А Греков чего-то вдруг задумался. И в самом деле маньяк. Позавчера – Женька. Вчера – Авдеева. Сегодня – Валентина. Что-то он раздухарился. Надо останавливаться, ведь и в самом деле – не разорваться.
А с другой стороны, «отмазал» он себя, ну сколько ему еще куролесить? Десять лет? Двадцать? А не дай бог, что-то вмешается в его жизнь еще раньше – разве он застрахован от подобного тому, что случилось с Женькой?

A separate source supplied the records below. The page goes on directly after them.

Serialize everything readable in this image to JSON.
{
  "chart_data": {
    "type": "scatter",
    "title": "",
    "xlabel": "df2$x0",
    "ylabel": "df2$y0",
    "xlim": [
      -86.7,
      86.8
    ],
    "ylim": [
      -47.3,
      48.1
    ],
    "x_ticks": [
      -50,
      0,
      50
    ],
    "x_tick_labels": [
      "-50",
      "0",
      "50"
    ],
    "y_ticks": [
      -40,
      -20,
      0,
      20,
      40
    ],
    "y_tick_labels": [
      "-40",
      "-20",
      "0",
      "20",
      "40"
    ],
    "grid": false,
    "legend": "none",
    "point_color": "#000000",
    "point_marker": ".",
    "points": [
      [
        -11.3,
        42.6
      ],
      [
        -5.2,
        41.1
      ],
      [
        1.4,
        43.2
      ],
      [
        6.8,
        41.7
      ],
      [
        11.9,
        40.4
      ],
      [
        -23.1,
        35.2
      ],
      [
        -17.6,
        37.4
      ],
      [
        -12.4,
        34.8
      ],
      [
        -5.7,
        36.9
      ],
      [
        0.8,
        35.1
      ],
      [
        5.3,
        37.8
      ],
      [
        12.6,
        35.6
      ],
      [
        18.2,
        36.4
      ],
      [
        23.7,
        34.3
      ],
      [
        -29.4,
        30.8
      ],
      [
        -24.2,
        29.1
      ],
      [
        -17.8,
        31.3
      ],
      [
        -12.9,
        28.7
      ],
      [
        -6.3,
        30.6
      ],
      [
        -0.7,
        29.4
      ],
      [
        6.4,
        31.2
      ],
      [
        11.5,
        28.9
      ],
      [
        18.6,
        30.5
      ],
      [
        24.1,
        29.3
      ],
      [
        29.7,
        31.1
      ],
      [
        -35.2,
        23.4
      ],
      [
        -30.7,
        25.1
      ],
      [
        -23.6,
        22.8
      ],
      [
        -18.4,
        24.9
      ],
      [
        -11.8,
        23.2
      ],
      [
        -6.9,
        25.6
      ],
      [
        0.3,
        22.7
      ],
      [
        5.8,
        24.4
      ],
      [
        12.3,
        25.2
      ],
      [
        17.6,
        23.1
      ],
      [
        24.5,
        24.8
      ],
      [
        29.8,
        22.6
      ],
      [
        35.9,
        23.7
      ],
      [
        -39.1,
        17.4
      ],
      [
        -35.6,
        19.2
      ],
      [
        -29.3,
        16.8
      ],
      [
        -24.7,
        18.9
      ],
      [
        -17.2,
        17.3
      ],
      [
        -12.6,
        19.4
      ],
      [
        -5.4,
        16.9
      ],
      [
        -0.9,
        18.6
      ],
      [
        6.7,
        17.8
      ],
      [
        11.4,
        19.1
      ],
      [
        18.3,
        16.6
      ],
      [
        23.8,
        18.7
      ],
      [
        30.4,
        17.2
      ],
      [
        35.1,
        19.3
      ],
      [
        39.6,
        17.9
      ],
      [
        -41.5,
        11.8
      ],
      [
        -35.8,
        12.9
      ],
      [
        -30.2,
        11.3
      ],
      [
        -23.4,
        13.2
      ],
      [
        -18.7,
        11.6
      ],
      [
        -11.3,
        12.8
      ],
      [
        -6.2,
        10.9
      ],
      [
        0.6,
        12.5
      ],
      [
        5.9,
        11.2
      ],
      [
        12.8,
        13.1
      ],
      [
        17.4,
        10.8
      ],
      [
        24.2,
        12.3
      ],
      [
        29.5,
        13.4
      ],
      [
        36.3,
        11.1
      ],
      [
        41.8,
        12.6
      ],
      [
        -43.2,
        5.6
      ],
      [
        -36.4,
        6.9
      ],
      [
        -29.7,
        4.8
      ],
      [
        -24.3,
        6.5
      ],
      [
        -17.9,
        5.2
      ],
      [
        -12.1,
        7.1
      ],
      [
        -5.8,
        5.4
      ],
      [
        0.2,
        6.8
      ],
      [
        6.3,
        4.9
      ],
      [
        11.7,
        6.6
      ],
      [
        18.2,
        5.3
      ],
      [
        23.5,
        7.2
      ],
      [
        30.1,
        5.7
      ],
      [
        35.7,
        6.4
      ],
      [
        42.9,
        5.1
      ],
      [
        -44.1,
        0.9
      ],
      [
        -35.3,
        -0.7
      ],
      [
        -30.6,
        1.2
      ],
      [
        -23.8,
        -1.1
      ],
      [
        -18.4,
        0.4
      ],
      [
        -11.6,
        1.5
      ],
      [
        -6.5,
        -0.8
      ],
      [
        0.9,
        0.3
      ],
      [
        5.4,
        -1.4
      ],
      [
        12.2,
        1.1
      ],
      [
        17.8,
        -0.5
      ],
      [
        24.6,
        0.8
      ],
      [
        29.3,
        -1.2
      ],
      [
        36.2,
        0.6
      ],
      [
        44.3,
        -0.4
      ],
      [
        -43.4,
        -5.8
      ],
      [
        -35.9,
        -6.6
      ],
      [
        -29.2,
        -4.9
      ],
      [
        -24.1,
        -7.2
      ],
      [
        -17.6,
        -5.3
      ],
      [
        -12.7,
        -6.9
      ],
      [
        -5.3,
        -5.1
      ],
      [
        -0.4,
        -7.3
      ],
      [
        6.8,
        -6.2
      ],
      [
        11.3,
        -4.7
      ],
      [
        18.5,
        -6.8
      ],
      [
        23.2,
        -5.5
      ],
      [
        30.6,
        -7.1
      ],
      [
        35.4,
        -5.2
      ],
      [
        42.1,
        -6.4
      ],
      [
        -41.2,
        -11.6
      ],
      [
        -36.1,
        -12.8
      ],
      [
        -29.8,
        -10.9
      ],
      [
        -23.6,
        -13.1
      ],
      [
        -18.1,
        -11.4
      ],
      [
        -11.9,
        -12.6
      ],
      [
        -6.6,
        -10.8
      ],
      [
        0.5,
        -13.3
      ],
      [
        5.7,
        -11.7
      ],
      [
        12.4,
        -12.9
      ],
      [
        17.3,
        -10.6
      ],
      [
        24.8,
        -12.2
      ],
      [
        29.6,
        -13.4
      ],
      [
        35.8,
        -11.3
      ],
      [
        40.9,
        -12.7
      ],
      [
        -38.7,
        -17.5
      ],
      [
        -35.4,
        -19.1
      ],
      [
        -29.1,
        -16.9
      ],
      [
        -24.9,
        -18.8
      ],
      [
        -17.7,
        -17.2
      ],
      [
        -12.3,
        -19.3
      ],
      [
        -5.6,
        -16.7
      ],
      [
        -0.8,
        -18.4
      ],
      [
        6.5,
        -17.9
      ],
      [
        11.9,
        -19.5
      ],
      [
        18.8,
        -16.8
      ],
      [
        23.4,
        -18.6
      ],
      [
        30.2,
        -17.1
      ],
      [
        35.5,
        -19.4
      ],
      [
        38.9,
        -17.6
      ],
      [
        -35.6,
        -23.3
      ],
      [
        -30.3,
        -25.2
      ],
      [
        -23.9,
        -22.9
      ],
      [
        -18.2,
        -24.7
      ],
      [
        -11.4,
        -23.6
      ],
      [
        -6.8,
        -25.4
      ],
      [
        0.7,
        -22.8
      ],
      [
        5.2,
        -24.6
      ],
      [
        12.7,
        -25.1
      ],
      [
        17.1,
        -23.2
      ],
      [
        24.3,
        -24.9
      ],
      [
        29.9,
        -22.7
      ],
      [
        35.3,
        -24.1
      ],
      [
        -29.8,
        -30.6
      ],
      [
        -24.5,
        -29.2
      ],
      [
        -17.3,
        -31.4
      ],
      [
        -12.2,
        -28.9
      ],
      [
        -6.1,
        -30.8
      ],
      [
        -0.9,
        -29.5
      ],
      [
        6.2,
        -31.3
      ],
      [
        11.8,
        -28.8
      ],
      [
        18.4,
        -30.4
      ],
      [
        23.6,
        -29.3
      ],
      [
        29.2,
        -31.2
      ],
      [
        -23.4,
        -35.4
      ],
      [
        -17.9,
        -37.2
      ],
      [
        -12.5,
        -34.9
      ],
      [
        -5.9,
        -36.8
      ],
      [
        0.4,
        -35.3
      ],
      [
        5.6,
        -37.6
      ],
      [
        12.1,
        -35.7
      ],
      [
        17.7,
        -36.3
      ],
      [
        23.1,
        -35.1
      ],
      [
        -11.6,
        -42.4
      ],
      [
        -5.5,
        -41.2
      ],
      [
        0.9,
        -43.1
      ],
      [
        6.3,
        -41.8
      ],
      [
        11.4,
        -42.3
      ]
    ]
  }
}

Жизнь коротка, и не надо упрекать себя за то, что используешь ее по максимуму.
В общем, оправдал себя Греков вчистую. Но кошки на душе поскребывали: теперь, когда желание схлынуло, стало немного неудобно перед Авдеевой, сидящей с его детьми (он поймал себя на мысли, что так и подумал, во множественном числе), и почему-то перед Женькой, хотя тут уж точно никаких сексуальных неудобств испытывать вроде бы не должен.
Наверное, это из-за того, что он здоров, а она больна, понял Греков. И вспомнил отца. Отец родил его поздно, успев в юности пройти половину великой войны. Причем рядовым, без ранений и в одном и том же взводе. Рассказывал, что из первого состава его взвода осталось двое – он и их санитар, сам дважды побывавший на госпитальной койке. А у отца – ни царапины, хотя медалей – полная грудь.
Так вот, основной душевной заморочкой отца после войны был стыд. Хотя стыдиться точно было нечего – от пуль не прятался, в атаку ходил.
Но отчего-то страшно переживал это чувство – перед погибшими друзьями и их близкими – за то, что сам остался жив.
Еще через сорок минут они сидели в том же ресторанчике и за тем же столиком, откуда совсем недавно ушли столь поспешно.